Louise Kyme: Americana woman
- Lynda Relph-Knight
- Jul 20, 2020
- 3 min read
Updated: Jun 15, 2021
Louise Kyme has been busy in lockdown.
With her three solo singles out since June, under the nom de musique Lou Kyme, she’s just released her first album, What's the Worst Thing that Can Happen. ‘Covid 19 has given me time to just do it,’ she says. ‘Lockdown has made me not worry so much about the outside world.’
Americana is her musical genre – alternative country to the uninitiated like me. ‘Extreme emotion’ underpins her lyrics and the melodies she creates to convey them.
Those in design know Louise better through her award-winning creative work for charities like the British Heart Foundation, but music is in her blood. Growing up on a council estate in Southampton, in her teens she played accordion in her family’s band. Her father earned his living playing country blues in pub gigs and set up a small recording studio with an eight-track reel-to-reel tape recorder. ‘He was super creative, very unusual and really ambitious to push it,’ she says.

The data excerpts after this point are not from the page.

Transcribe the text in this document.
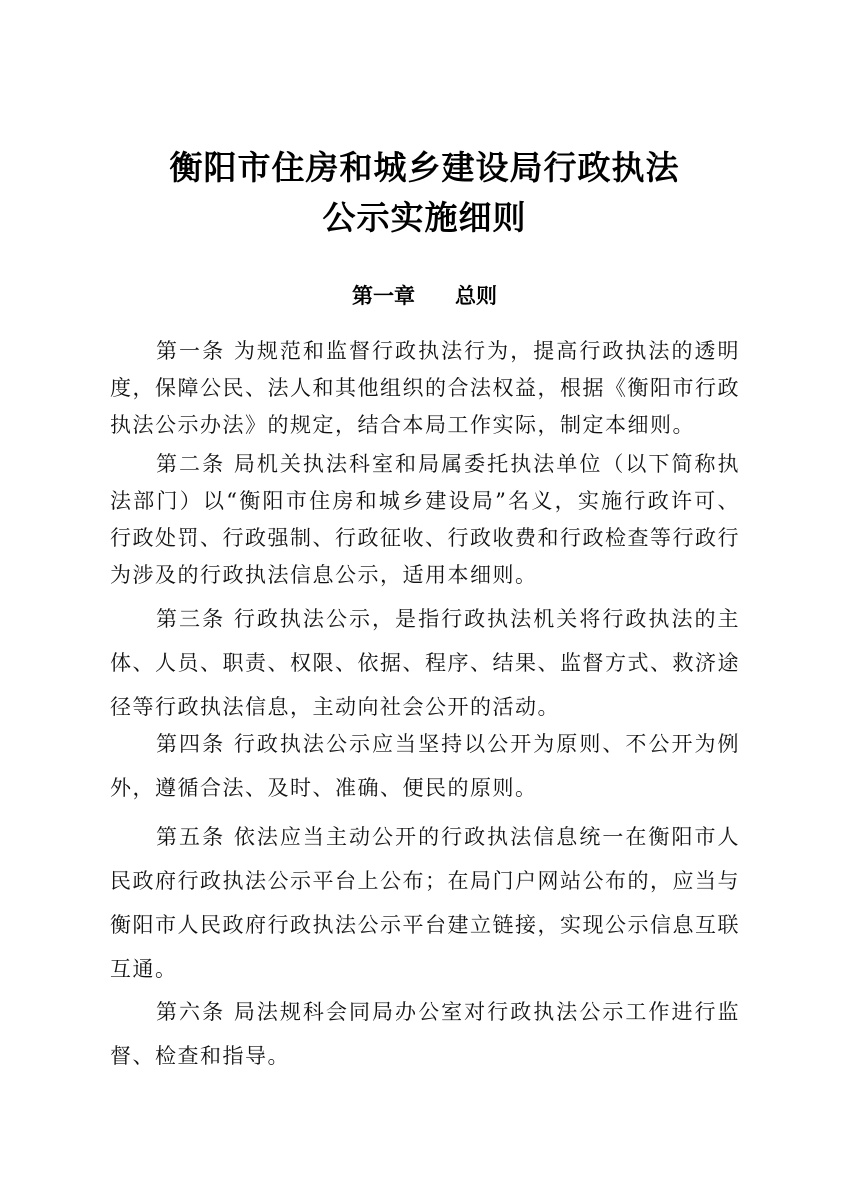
衡阳市住房和城乡建设局行政执法
公示实施细则
第一章 总则

第一条 为规范和监督行政执法行为，提高行政执法的透明度，保障公民、法人和其他组织的合法权益，根据《衡阳市行政执法公示办法》的规定，结合本局工作实际，制定本细则。

第二条 局机关执法科室和局属委托执法单位（以下简称执法部门）以“衡阳市住房和城乡建设局”名义，实施行政许可、行政处罚、行政强制、行政征收、行政收费和行政检查等行政行为涉及的行政执法信息公示，适用本细则。

第三条 行政执法公示，是指行政执法机关将行政执法的主体、人员、职责、权限、依据、程序、结果、监督方式、救济途径等行政执法信息，主动向社会公开的活动。

第四条 行政执法公示应当坚持以公开为原则、不公开为例外，遵循合法、及时、准确、便民的原则。

第五条 依法应当主动公开的行政执法信息统一在衡阳市人民政府行政执法公示平台上公布；在局门户网站公布的，应当与衡阳市人民政府行政执法公示平台建立链接，实现公示信息互联互通。

第六条 局法规科会同局办公室对行政执法公示工作进行监督、检查和指导。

As teenagers Louise and her three siblings joined his band, Okeh Wranglers. Her sisters played violin and steel guitar and her brother the drums. Their mother played bass.
For six years from her late teens Louise gigged across Europe with Okeh Wranglers, even playing the revered Continental Club in Austin, Texas, and in Nashville, Tennessee.
‘We went down a storm,’ she says. ‘We had our own sound.’
Back home they singned with London indie rockabilly label Fury Records – ‘the closest we came to taking it to the next level’.
But in her mid twenties, Louise opted out of the band to go to college and get a ‘proper’ job. ‘I was always interested in painting and line drawing,’ she says, so she studied illustration at Southampton.
Back to school
After college she got a job as an administrator with a charity, then, by chance, became an artworker at BHF. Her career developed and she ended up managing design for the charity. Collaborations with the likes of Hat-trick and The Partners helped kick-start a few creatively-driven consultancies, winning a cache of top design trophies in the process.
'No one teaches you how to be a client,’ Louise says. ‘Some awesome agencies helped me along the way. I just applied the mentality we had in the band, to be world-class and not settle for less.’
But, after years of hard work for little pay, in 2016 Louise ‘hit major burnout’. ‘I could no longer find anything in London that made me excited,’ she says. She left her job and headed back to Texas and Austin’s South by Southwest cultural festival.
Recalling Okeh Wranglers’ Texas gig, she says, ‘It was a big experience for me. Austin is such a colourful city. There was a feeling there that struck a chord. I wanted to reconnect and feel my heart beat again.’
‘It was tough at first, being on my own, but I made a few connections by going to gigs.’
One of those connections, with Chuck Prophet and the Mission Express, marked another turning point. ‘I had a massive grin the whole time I was there. I thought, “This is it”.’ Now friends, Prophet and band members Vicente Rodriguez, James DePrato and Adam Rossi feature on her recordings.
Buoyed by ‘extreme inspiration’, on her return from Texas Louise started writing her own material. ‘I’d always known I could be a writer,’ she says. ‘I just couldn’t stop writing.’
‘When you’re surrounded by music, it forms into your own sounds. You don’t know if it’s average, bad or what. Vincente told me the role of a musician is just to put it out there.’
Shifting forward
Louise is back in London and back in design, working as strategy director with Stuart Youngs at Studio Texture. Their clients, mainly in the not-for-profit sector, include Diabetes UK, Parkinson’s UK and the Royal Society of Arts.
‘In the last few years at BHF, I loved what strategists did,’ she says. ‘So when I got back from the US that’s what I tried to do.’ Stints as an independent with groups like Circus, The Team and Studio Texture confirmed her strategic abilities.
Louise’s life is balanced now between design and music. Both centre on creativity, but she draws a distinction. ‘Design is a commercial art. Music is being yourself,’ she says. ‘I’m doing music because I have no choice. I just want to be doing good music and perfecting my self-expression.’